Viewpoint: Three Cheers for Trade Deficits


It's aggravating to watch government and private economic "experts" confusing and distorting the general perception of the US balance-of-trade deficit. Most of what we hear coming out of Washington on the subject is self-serving nonsense—doomful pronouncements to scare up support for policies protecting special-interest groups.

Simply put, in 1984 the rest of the world sent the people of the United States roughly $452 billion worth of goods and services. At the same time, the rest of the world accepted roughly $362 billion worth of goods and services from the United States. The $90-billion difference is the US trade deficit. (Those wishing to distort the picture will often quote a higher figure that ignores the US surplus in services exported.)

If we paid the world $90 billion more than it chose to spend on US goods and services, what did they do with the money? Nothing terribly dangerous or insidious. In fact, they made a net investment of about $60 billion in our economy and chose to hang onto about $30 billion worth of those little pieces of paper called dollars. What do the experts think the problem is? Good question!

First, let's consider the major portion of that deficit—the $60 billion that foreigners invested in the United States. Politicians and special-interest groups are screaming that we must force the rest of the world to spend that $60 billion on goods and services today, rather than allow them to spend it on stocks and bonds. They claim that we would be much better off if we could just get our trade partners to cart $60 billion worth of goods back home. The special interests warn that if the appropriate measures are not taken soon, economic hell will break loose. This view is nonsense.

Americans, of all people, should understand that well-conceived investments benefit everyone involved. The investor supplies capital to a given project because he believes it shows the best potential for return. The person accepting that investment does so because he believes that he can produce the proper return for the investor using that capital and still have wealth left over for himself. If the investor simply holds onto his wealth, he misses the opportunity to make more. And if America refuses that investment, it misses the opportunity to increase its wealth as a nation.

When foreign investors give us $60 billion to work with, they are giving us the chance to produce wealth for ourselves by using their wealth. They are building factories, doing research, creating jobs here in America. In an uncertain world, we all like to have a little something saved for a rainy day. The rest of the world understands that there is no safer place to set aside that emergency fund than in America. Rather than consume all their wealth today by buying goods from us, foreigners choose to invest some of that wealth in America. And investing in America is good for everyone—especially Americans.

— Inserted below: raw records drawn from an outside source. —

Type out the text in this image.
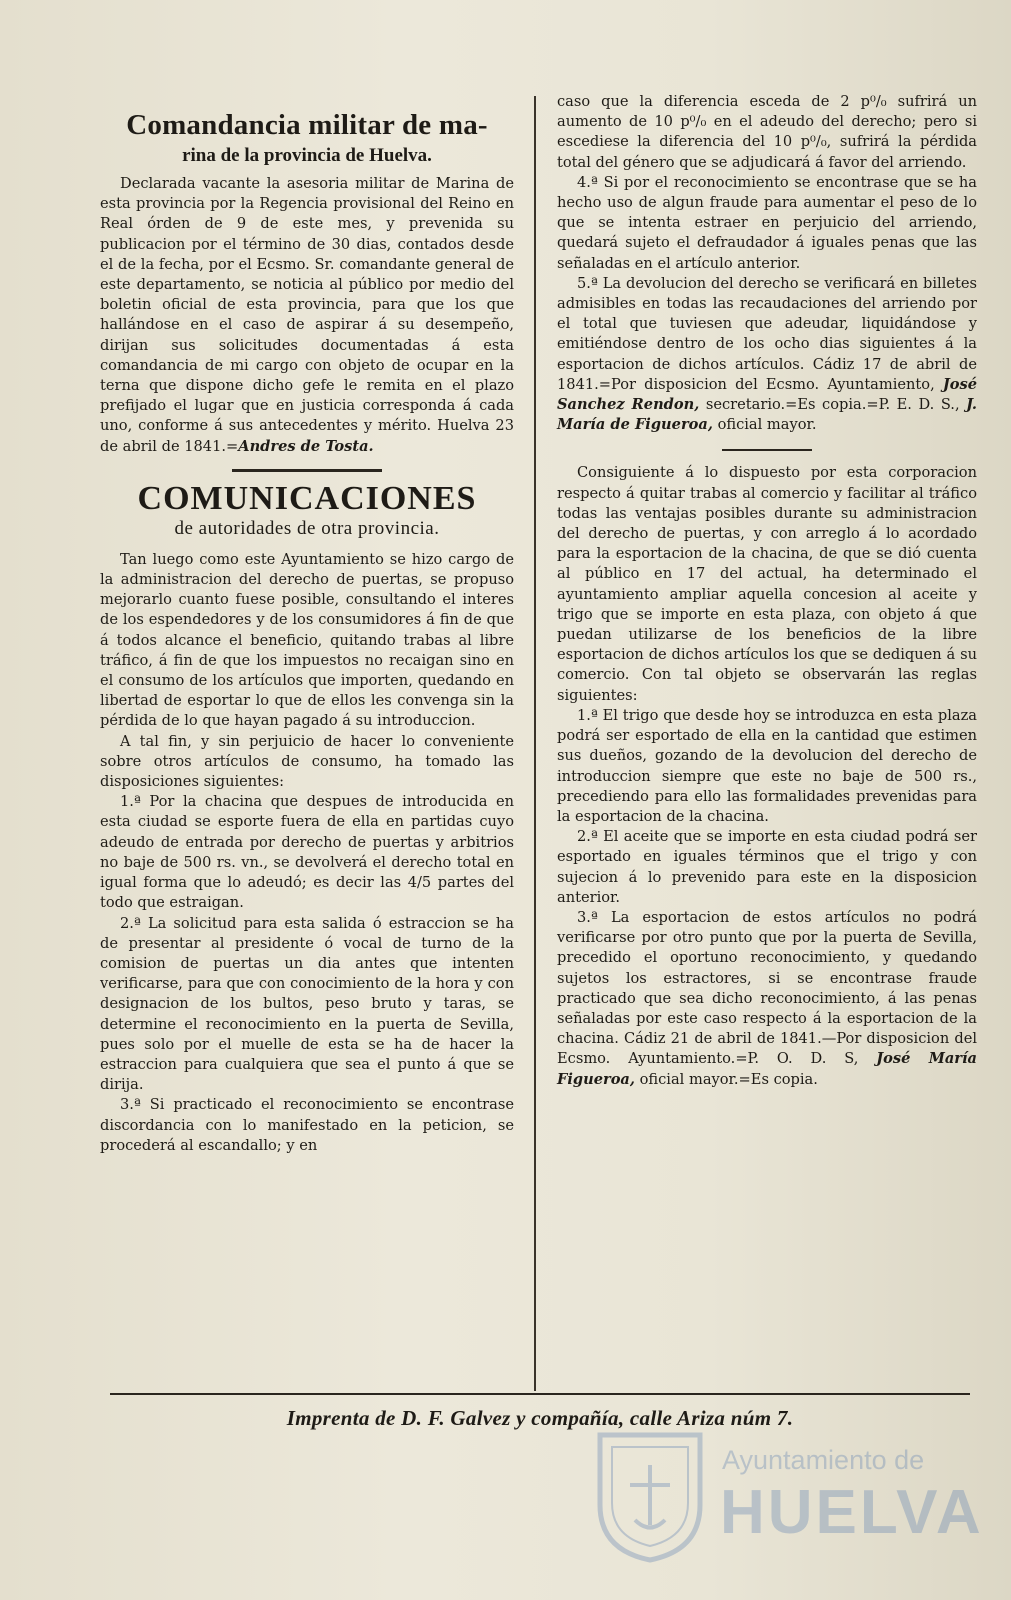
Comandancia militar de ma-
rina de la provincia de Huelva.

Declarada vacante la asesoria militar de Marina de esta provincia por la Regencia provisional del Reino en Real órden de 9 de este mes, y prevenida su publicacion por el término de 30 dias, contados desde el de la fecha, por el Ecsmo. Sr. comandante general de este departamento, se noticia al público por medio del boletin oficial de esta provincia, para que los que hallándose en el caso de aspirar á su desempeño, dirijan sus solicitudes documentadas á esta comandancia de mi cargo con objeto de ocupar en la terna que dispone dicho gefe le remita en el plazo prefijado el lugar que en justicia corresponda á cada uno, conforme á sus antecedentes y mérito. Huelva 23 de abril de 1841.=Andres de Tosta.

COMUNICACIONES
de autoridades de otra provincia.

Tan luego como este Ayuntamiento se hizo cargo de la administracion del derecho de puertas, se propuso mejorarlo cuanto fuese posible, consultando el interes de los espendedores y de los consumidores á fin de que á todos alcance el beneficio, quitando trabas al libre tráfico, á fin de que los impuestos no recaigan sino en el consumo de los artículos que importen, quedando en libertad de esportar lo que de ellos les convenga sin la pérdida de lo que hayan pagado á su introduccion.

A tal fin, y sin perjuicio de hacer lo conveniente sobre otros artículos de consumo, ha tomado las disposiciones siguientes:

1.ª Por la chacina que despues de introducida en esta ciudad se esporte fuera de ella en partidas cuyo adeudo de entrada por derecho de puertas y arbitrios no baje de 500 rs. vn., se devolverá el derecho total en igual forma que lo adeudó; es decir las 4/5 partes del todo que estraigan.

2.ª La solicitud para esta salida ó estraccion se ha de presentar al presidente ó vocal de turno de la comision de puertas un dia antes que intenten verificarse, para que con conocimiento de la hora y con designacion de los bultos, peso bruto y taras, se determine el reconocimiento en la puerta de Sevilla, pues solo por el muelle de esta se ha de hacer la estraccion para cualquiera que sea el punto á que se dirija.

3.ª Si practicado el reconocimiento se encontrase discordancia con lo manifestado en la peticion, se procederá al escandallo; y en

caso que la diferencia esceda de 2 p⁰/₀ sufrirá un aumento de 10 p⁰/₀ en el adeudo del derecho; pero si escediese la diferencia del 10 p⁰/₀, sufrirá la pérdida total del género que se adjudicará á favor del arriendo.

4.ª Si por el reconocimiento se encontrase que se ha hecho uso de algun fraude para aumentar el peso de lo que se intenta estraer en perjuicio del arriendo, quedará sujeto el defraudador á iguales penas que las señaladas en el artículo anterior.

5.ª La devolucion del derecho se verificará en billetes admisibles en todas las recaudaciones del arriendo por el total que tuviesen que adeudar, liquidándose y emitiéndose dentro de los ocho dias siguientes á la esportacion de dichos artículos. Cádiz 17 de abril de 1841.=Por disposicion del Ecsmo. Ayuntamiento, José Sanchez Rendon, secretario.=Es copia.=P. E. D. S., J. María de Figueroa, oficial mayor.

Consiguiente á lo dispuesto por esta corporacion respecto á quitar trabas al comercio y facilitar al tráfico todas las ventajas posibles durante su administracion del derecho de puertas, y con arreglo á lo acordado para la esportacion de la chacina, de que se dió cuenta al público en 17 del actual, ha determinado el ayuntamiento ampliar aquella concesion al aceite y trigo que se importe en esta plaza, con objeto á que puedan utilizarse de los beneficios de la libre esportacion de dichos artículos los que se dediquen á su comercio. Con tal objeto se observarán las reglas siguientes:

1.ª El trigo que desde hoy se introduzca en esta plaza podrá ser esportado de ella en la cantidad que estimen sus dueños, gozando de la devolucion del derecho de introduccion siempre que este no baje de 500 rs., precediendo para ello las formalidades prevenidas para la esportacion de la chacina.

2.ª El aceite que se importe en esta ciudad podrá ser esportado en iguales términos que el trigo y con sujecion á lo prevenido para este en la disposicion anterior.

3.ª La esportacion de estos artículos no podrá verificarse por otro punto que por la puerta de Sevilla, precedido el oportuno reconocimiento, y quedando sujetos los estractores, si se encontrase fraude practicado que sea dicho reconocimiento, á las penas señaladas por este caso respecto á la esportacion de la chacina. Cádiz 21 de abril de 1841.—Por disposicion del Ecsmo. Ayuntamiento.=P. O. D. S, José María Figueroa, oficial mayor.=Es copia.

Imprenta de D. F. Galvez y compañía, calle Ariza núm 7.
Ayuntamiento de
HUELVA
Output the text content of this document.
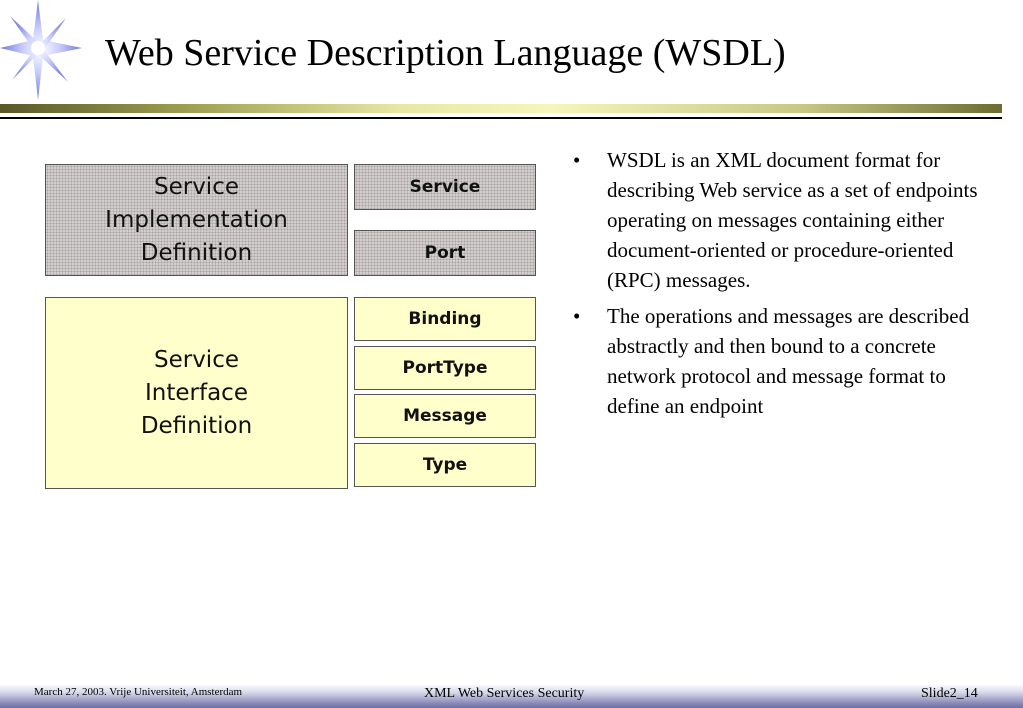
Web Service Description Language (WSDL)
Service
Implementation
Definition
Service
Port
Service
Interface
Definition
Binding
PortType
Message
Type
• WSDL is an XML document format for describing Web service as a set of endpoints operating on messages containing either document-oriented or procedure-oriented (RPC) messages.
• The operations and messages are described abstractly and then bound to a concrete network protocol and message format to define an endpoint
March 27, 2003. Vrije Universiteit, Amsterdam	XML Web Services Security	Slide2_14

What about that other $30 billion that foreigners simply hung on to in 1984? That was a gift presented by the world to the United States. Americans sent $30 billion worth of little pieces of paper out for goods. The rest of the world chose to hang on to the dollars themselves rather than cash those dollars in for real things. For much of the world, the US dollar has taken on the role traditionally played by gold—it is a store of value and medium of exchange in troubled times, a parallel currency that fuels what little life some economies have. That others in the world will give up real things just for a sense of sharing our security is a vivid testament to the relative strength and stability of the American economy.

So the situation is really quite simple. Having traded wealth for wealth with us, foreigners may either take all their wealth home with them to consume, or they may leave some of it here in America to produce more wealth—both for its foreign owners and for Americans. Now if Congress passes legislation forcing the people of other nations to take all their wealth home with them, a few special-interest groups stand to benefit. But if that wealth remains here in America, producing still more, then the nation as a whole will benefit. We couldn't even begin to force the world to spend the billions of our paper dollars it hoards, and we would be foolish to try to force foreigners to invest their wealth elsewhere.

To argue that foreign imports are hurting America is to miss this fundamental point: if both parties in trade didn't perceive benefits for themselves, there would be no trade. Those who still insist that it is in America's best interest to force other nations to drag their wealth home with them after the trade, rather than to let them leave some of it here to grow, are talking about their special interest, not America's interest.

Scott Matthew is senior vice-president of Realty Electronics, Inc., in Fond du Lac, Wisconsin.